4 files changed, 106 insertions, 3 deletions
diff --git a/include/framework/DynamicExtension.h b/include/framework/DynamicExtension.h
index 9554c8c..9adc320 100644
--- a/include/framework/DynamicExtension.h
+++ b/include/framework/DynamicExtension.h
@@ -253,6 +253,32 @@ private:
     size_t m_buffer_capacity;
     size_t m_buffer_delete_capacity;
 
+    void enforce_delete_invariant(_Epoch *epoch) {
+        auto structure = epoch->get_structure(); 
+        auto compactions = structure->get_compaction_tasks();
+
+        while (compactions.size() > 0) {
+            /* otherwise, we need to schedule a merge to compact tombstones */
+            MergeArgs<R, S, Q, L> *args = new MergeArgs<R, S, Q, L>();
+            args->epoch = epoch;
+            // FIXME: all full buffers can be merged at this point--but that requires
+            //        retooling the shard interface a bit to do efficiently.

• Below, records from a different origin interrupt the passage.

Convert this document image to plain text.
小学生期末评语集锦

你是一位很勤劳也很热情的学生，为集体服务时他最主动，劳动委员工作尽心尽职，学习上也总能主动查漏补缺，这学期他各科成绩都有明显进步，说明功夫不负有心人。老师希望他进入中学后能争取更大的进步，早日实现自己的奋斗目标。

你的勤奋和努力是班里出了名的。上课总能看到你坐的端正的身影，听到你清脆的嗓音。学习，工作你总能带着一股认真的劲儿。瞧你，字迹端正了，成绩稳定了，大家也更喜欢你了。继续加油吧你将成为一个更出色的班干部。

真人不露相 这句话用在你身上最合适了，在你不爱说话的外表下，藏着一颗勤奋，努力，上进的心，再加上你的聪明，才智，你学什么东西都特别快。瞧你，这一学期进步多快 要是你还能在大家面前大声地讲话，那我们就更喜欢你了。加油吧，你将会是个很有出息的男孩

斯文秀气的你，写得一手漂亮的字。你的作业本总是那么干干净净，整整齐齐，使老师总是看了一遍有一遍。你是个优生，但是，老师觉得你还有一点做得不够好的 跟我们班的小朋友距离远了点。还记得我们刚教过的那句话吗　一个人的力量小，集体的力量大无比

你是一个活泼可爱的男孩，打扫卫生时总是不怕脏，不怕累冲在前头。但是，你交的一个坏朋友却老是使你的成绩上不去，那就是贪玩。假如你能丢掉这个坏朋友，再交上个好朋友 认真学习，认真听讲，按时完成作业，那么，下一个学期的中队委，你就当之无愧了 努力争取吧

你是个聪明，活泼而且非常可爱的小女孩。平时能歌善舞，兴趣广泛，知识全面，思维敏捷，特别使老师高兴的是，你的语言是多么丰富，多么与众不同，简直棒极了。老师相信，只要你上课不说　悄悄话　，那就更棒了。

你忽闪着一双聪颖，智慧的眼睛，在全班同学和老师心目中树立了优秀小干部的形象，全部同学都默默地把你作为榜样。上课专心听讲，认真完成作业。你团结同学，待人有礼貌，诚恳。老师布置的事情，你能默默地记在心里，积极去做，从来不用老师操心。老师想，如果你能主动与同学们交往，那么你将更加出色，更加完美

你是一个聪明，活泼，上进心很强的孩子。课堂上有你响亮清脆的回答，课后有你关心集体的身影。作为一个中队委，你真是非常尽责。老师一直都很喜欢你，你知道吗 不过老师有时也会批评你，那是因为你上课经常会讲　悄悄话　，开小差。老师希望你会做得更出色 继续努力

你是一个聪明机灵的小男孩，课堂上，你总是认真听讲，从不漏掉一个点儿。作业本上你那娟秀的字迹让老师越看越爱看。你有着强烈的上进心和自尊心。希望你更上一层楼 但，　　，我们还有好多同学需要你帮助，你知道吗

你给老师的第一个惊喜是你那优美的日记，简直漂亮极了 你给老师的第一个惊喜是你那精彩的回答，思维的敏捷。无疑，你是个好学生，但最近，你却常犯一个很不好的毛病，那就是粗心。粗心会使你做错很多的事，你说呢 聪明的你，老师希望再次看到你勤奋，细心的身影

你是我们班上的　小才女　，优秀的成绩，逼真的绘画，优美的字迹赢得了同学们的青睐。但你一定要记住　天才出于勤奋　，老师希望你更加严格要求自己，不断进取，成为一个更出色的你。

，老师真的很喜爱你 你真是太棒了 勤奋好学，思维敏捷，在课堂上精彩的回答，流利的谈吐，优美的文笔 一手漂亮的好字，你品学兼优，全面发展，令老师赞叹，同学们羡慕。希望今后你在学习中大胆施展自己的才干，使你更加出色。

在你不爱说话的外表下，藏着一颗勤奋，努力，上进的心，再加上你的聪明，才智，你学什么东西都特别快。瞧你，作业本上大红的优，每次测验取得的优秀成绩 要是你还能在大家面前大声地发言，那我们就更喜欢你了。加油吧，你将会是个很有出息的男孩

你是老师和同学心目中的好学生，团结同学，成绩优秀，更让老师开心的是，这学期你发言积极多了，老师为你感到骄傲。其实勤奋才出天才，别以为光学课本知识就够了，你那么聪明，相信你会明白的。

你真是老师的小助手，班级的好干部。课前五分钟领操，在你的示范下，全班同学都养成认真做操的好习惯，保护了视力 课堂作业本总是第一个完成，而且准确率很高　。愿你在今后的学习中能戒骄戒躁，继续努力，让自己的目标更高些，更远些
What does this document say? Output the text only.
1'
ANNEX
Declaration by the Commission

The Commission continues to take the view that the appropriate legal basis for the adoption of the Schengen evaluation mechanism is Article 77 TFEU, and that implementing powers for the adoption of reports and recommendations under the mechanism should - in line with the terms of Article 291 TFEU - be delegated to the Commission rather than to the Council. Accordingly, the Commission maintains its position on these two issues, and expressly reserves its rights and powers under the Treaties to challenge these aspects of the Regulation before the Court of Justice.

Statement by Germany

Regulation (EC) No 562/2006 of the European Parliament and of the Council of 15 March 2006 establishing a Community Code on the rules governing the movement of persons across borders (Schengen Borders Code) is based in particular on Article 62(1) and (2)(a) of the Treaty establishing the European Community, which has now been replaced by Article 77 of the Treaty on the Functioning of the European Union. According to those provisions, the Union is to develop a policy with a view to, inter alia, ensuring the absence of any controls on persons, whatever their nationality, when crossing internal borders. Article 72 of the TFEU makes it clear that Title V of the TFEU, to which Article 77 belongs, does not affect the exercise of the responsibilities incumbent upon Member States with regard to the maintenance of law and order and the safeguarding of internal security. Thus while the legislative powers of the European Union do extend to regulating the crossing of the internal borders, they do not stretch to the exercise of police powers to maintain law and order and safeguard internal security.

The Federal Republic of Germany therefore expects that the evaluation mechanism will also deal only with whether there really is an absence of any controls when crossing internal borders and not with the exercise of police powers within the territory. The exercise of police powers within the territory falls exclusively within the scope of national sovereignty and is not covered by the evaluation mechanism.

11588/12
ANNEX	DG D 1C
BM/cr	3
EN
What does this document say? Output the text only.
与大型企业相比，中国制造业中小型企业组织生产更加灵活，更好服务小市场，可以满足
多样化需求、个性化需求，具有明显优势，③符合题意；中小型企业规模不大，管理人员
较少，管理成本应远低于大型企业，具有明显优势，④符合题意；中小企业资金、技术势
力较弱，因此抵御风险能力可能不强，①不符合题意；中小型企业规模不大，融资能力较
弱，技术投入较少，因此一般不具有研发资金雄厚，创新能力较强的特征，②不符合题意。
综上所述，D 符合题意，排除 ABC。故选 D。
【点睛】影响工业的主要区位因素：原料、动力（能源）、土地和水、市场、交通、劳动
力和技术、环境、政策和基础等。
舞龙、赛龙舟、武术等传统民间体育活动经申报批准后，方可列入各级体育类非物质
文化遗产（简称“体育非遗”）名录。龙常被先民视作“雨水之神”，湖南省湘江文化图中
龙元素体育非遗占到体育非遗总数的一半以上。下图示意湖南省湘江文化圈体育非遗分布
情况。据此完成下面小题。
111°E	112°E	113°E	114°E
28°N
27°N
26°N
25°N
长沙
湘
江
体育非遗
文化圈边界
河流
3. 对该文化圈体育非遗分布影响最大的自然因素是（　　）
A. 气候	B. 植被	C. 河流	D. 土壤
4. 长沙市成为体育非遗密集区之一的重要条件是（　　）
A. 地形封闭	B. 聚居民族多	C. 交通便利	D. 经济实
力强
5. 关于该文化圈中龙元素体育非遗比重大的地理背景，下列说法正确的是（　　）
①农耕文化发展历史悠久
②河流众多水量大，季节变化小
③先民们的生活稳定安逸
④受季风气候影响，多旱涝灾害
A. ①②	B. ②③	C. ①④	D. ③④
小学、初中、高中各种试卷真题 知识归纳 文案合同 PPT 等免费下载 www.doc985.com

+            args->merges = compactions;
+            args->extension = this;
+            args->compaction = true;
+
+            auto wait = args->result.get_future();
+
+            epoch->start_job();
+            m_sched.schedule_job(merge, 0, args);
+
+            /* wait for merge completion */
+            wait.get();
+
+            compactions = structure->get_compaction_tasks();
+        }
+    }
+
     _Epoch *get_active_epoch() {
         return m_epochs[m_current_epoch.load()];
     }
@@ -272,6 +298,7 @@ private:
     }
 
     void advance_epoch() {
+
         m_epoch_transition_lk.lock();
 
         size_t new_epoch_num = m_newest_epoch.load();
@@ -282,6 +309,15 @@ private:
         _Epoch *old_epoch = m_epochs[old_epoch_num];
 
         /*
+         * Verify the tombstone invariant within the epoch's structure, this
+         * may require scheduling additional merges.
+         *
+         * FIXME: having this inside the lock is going to TANK
+         * insertion performance.
+         */
+        enforce_delete_invariant(new_epoch);
+
+        /*
          * Update the new Epoch to contain the buffers from the old one 
          * that it doesn't currently have if using a multi-threaded
          * scheduler (otherwise, there is only one buffer that is 
@@ -445,12 +481,26 @@ private:
             vers->merge_levels(args->merges[i].second, args->merges[i].first);
         }
 
-        vers->merge_buffer(buff);
+        /* 
+         * if the merge is a compaction, don't push the buffer down,
+         * as there is no guarantee that the merges will free up
+         * sufficient space in L0
+         */
+        if (!args->compaction) {
+            vers->merge_buffer(buff);
+        }
 
         args->epoch->end_job();
         args->result.set_value(true);
 
-        ((DynamicExtension *) args->extension)->advance_epoch();
+        /*
+         * Compactions occur on an epoch _before_ it becomes active,
+         * and as a result the active epoch should _not_ be advanced as
+         * part of a compaction merge
+         */
+        if (!args->compaction) {
+            ((DynamicExtension *) args->extension)->advance_epoch();
+        }
         
         delete args;
     }
@@ -511,6 +561,7 @@ private:
         //        retooling the shard interface a bit to do efficiently.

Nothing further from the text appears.